Investment Rating - The report maintains a "Buy" rating for Galaxy Entertainment, highlighting the resilience of the gaming industry and the long-term growth potential of the company [6]. Core Insights - Galaxy Entertainment achieved a net revenue of HKD 12 billion in Q2 2025, representing an 8% quarter-on-quarter increase and a 10% year-on-year increase. The adjusted EBITDA was HKD 3.2 billion, with a 7% quarter-on-quarter increase but a 1% year-on-year decline. Key revenue metrics have recovered to 82%, 130%, 138%, and 31% of 2019 levels for total gross revenue, mass market revenue, slot machine revenue, and VIP turnover, respectively [6][8]. - The company has a net cash position of HKD 30.3 billion as of June 30, 2025, and announced an interim dividend of HKD 0.70 per share, with a payout ratio of 58%, up from 50% in 2024 [6][8]. Summary by Sections 1. Overseas Social Services - Galaxy Entertainment's Q2 2025 performance shows a recovery in various revenue streams, with EBITDA returning to 79% of 2019 levels. The Capella Hotel is in trial operation, with full opening expected soon. The Macau Galaxy Phase IV project is progressing, with completion expected in 2027 [6][8]. 2. Overseas Pharmaceuticals - The 2025 medical insurance directory and commercial insurance innovative drug directory preliminary review has been published, with 534 out of 718 submissions passing the initial review. The new directory includes several CAR-T products and other innovative drugs [10][12]. 3. Domestic Pharmaceutical Companies - Crystal Holdings expects a revenue of at least HKD 500 million in H1 2025, a year-on-year increase of approximately 387%. In contrast, Jinxin Reproductive expects a net loss of no more than HKD 1.09 billion due to asset impairments [11][12]. 4. Overseas Pharmaceutical Company Updates - Insmed's DPP-1 inhibitor, BRINSUPRI, has received FDA approval for treating non-cystic fibrosis bronchiectasis. Novartis's BAFF-R monoclonal antibody has met primary endpoints in two Phase III studies for treating active Sjögren's syndrome [13][14]. 5. Investment Recommendations - The report suggests focusing on innovative drugs and pharmaceutical companies with strong clinical pipelines, including companies like BeiGene, Innovent Biologics, and others [15]. 6. Market Performance - The Hang Seng Healthcare Index rose by 3.50%, outperforming the Hang Seng Index by 1.75 percentage points, indicating a positive market sentiment towards healthcare stocks [8].

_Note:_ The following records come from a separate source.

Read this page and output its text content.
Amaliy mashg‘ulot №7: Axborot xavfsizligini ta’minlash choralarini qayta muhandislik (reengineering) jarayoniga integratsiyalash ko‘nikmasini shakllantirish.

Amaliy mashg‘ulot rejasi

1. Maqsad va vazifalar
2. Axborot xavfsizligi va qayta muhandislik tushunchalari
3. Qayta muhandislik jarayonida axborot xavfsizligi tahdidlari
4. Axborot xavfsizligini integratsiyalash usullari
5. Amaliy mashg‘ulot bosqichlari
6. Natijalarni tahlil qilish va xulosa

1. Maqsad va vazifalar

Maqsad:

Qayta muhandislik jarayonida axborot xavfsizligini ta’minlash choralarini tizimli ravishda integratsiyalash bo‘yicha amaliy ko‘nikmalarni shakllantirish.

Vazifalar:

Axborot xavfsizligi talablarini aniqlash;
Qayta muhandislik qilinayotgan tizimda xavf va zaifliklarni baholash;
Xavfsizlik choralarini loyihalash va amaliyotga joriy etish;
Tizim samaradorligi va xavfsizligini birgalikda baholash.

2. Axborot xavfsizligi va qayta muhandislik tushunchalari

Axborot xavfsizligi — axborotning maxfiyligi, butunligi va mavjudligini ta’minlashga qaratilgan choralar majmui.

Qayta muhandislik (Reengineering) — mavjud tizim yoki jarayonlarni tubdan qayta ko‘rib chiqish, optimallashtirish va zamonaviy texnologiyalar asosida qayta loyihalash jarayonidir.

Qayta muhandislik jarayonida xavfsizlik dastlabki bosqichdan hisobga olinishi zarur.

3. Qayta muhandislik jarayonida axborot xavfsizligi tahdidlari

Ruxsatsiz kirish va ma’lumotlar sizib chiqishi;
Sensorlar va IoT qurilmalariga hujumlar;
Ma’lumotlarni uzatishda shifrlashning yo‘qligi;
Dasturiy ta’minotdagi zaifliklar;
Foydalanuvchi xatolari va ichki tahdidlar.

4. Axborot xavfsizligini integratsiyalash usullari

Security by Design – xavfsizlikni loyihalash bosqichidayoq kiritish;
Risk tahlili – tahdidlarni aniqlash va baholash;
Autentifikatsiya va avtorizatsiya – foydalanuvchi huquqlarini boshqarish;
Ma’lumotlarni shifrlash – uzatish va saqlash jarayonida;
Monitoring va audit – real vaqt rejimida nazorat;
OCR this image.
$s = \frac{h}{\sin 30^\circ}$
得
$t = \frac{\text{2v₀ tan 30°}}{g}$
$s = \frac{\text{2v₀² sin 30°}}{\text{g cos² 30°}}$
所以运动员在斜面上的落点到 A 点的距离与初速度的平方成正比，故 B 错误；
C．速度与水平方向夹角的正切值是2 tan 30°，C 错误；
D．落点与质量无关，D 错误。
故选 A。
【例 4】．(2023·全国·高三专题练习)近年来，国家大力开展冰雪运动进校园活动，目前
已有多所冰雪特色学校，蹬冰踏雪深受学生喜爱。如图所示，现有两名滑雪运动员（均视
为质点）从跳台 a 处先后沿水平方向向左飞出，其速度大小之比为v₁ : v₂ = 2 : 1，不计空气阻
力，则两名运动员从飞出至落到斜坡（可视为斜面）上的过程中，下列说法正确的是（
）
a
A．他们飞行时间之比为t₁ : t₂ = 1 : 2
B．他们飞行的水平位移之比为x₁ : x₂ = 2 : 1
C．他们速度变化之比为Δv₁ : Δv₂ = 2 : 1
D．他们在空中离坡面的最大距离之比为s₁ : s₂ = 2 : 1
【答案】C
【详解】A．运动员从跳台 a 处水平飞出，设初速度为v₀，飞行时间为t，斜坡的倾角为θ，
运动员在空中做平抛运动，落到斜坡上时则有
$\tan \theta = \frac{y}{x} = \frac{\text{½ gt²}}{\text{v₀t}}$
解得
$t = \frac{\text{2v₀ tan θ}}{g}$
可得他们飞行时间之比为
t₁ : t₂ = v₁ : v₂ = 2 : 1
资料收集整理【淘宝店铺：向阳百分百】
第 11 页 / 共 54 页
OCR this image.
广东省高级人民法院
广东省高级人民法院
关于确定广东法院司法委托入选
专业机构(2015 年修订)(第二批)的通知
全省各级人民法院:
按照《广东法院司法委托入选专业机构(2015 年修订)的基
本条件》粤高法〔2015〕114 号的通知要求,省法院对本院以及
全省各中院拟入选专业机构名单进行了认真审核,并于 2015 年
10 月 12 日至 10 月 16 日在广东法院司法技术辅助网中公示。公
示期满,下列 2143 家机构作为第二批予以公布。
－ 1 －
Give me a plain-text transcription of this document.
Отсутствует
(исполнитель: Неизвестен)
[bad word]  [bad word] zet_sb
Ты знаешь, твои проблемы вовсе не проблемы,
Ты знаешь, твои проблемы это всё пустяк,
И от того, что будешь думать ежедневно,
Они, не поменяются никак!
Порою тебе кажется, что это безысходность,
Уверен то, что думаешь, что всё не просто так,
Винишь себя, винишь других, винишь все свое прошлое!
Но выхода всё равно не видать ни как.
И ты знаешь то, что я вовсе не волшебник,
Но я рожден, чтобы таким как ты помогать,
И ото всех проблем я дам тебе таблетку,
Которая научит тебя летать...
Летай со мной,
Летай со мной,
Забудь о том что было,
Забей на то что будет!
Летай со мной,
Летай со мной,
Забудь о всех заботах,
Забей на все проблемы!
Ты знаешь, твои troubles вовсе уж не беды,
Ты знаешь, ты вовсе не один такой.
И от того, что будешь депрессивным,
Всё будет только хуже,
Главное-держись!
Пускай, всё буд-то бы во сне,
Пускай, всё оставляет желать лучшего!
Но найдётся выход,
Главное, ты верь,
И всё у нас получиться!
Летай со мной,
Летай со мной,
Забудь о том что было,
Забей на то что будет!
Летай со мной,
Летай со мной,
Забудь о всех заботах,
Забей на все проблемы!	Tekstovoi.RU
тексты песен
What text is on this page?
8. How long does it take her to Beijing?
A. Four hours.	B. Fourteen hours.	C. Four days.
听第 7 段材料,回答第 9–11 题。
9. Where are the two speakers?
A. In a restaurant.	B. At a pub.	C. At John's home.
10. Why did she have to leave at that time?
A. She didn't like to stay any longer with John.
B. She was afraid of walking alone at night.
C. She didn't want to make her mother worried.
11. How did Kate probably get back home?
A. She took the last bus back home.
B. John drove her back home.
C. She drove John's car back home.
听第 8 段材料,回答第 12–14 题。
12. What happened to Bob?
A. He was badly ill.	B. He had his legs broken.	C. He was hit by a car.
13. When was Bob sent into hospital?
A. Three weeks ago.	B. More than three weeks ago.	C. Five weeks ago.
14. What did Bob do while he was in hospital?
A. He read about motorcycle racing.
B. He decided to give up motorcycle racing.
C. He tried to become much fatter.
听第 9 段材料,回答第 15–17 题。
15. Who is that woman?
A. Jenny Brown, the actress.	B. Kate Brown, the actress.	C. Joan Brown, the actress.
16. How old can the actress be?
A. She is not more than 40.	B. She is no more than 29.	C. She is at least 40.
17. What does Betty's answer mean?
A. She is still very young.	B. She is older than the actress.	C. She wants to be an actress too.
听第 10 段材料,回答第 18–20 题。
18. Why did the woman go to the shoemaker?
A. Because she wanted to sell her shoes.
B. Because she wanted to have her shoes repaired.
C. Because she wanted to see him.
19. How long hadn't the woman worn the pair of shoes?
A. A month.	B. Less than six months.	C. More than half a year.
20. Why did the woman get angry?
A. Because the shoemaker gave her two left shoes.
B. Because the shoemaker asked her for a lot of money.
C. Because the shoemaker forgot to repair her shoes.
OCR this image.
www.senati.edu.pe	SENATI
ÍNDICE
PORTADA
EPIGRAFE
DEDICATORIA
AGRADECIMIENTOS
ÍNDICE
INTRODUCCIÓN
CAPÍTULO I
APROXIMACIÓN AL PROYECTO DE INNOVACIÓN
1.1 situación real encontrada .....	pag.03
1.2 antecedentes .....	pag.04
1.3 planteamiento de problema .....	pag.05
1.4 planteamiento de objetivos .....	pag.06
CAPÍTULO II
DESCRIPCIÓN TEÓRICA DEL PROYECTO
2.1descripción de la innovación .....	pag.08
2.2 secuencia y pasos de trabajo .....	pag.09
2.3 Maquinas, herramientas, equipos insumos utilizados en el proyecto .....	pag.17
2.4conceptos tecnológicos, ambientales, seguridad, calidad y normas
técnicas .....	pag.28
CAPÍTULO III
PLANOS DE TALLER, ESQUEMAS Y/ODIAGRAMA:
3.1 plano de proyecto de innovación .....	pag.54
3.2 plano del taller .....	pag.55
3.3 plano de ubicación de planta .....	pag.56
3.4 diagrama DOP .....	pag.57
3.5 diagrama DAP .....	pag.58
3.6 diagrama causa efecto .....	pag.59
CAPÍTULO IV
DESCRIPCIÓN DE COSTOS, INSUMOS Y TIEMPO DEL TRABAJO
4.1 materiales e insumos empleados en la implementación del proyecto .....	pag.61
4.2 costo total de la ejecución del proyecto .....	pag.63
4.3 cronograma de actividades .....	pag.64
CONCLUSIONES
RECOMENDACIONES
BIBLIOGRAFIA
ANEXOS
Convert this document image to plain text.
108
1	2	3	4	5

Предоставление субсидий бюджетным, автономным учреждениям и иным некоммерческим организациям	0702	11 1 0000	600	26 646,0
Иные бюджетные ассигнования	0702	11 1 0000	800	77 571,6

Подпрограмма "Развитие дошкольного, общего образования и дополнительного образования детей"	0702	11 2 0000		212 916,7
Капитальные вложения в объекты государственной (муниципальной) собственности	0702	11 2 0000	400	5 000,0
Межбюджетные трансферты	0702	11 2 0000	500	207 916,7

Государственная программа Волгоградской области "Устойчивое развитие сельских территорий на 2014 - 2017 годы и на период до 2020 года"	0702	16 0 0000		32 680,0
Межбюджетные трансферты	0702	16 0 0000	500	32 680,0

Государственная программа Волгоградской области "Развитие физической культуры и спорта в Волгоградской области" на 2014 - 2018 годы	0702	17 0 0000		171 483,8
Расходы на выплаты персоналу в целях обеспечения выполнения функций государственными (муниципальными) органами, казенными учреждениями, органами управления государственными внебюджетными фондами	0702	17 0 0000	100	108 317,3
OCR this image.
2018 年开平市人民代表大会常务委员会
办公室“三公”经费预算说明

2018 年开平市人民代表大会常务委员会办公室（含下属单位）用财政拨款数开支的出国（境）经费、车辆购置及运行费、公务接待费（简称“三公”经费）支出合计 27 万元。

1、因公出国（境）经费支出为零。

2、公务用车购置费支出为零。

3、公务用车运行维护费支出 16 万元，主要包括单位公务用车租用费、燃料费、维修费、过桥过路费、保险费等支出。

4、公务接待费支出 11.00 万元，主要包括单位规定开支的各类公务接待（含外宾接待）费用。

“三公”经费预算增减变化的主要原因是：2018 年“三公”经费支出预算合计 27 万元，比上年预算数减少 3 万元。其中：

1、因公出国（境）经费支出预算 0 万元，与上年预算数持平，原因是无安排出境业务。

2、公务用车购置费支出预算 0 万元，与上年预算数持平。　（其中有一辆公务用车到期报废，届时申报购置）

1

Core Viewpoint - The FDA has accepted the New Drug Application (NDA) for vepdegestrant, a novel treatment for advanced or metastatic breast cancer, with a PDUFA action date set for June 5, 2026 [1][5]. Company Overview - Arvinas, Inc. is a clinical-stage biotechnology company focused on developing therapies for life-threatening diseases using its PROTAC protein degrader platform [8]. - The company is collaborating with Pfizer for the co-development and commercialization of vepdegestrant, sharing development costs and profits [4]. Product Details - Vepdegestrant is an investigational oral PROTAC estrogen receptor degrader aimed at treating ER+/HER2- advanced or metastatic breast cancer with ESR1 mutations [3][5]. - The drug has shown statistically significant improvement in median progression-free survival compared to fulvestrant in the Phase 3 VERITAC-2 clinical trial [1][2]. Clinical Trial Information - The VERITAC-2 trial enrolled 624 patients across 213 sites in 25 countries, with 270 patients having ESR1 mutations [6][7]. - The primary endpoint of the trial was progression-free survival, with overall survival as a key secondary endpoint [7]. Regulatory Status - Vepdegestrant has been granted Fast Track designation by the FDA, highlighting the unmet medical need in the target patient population [5].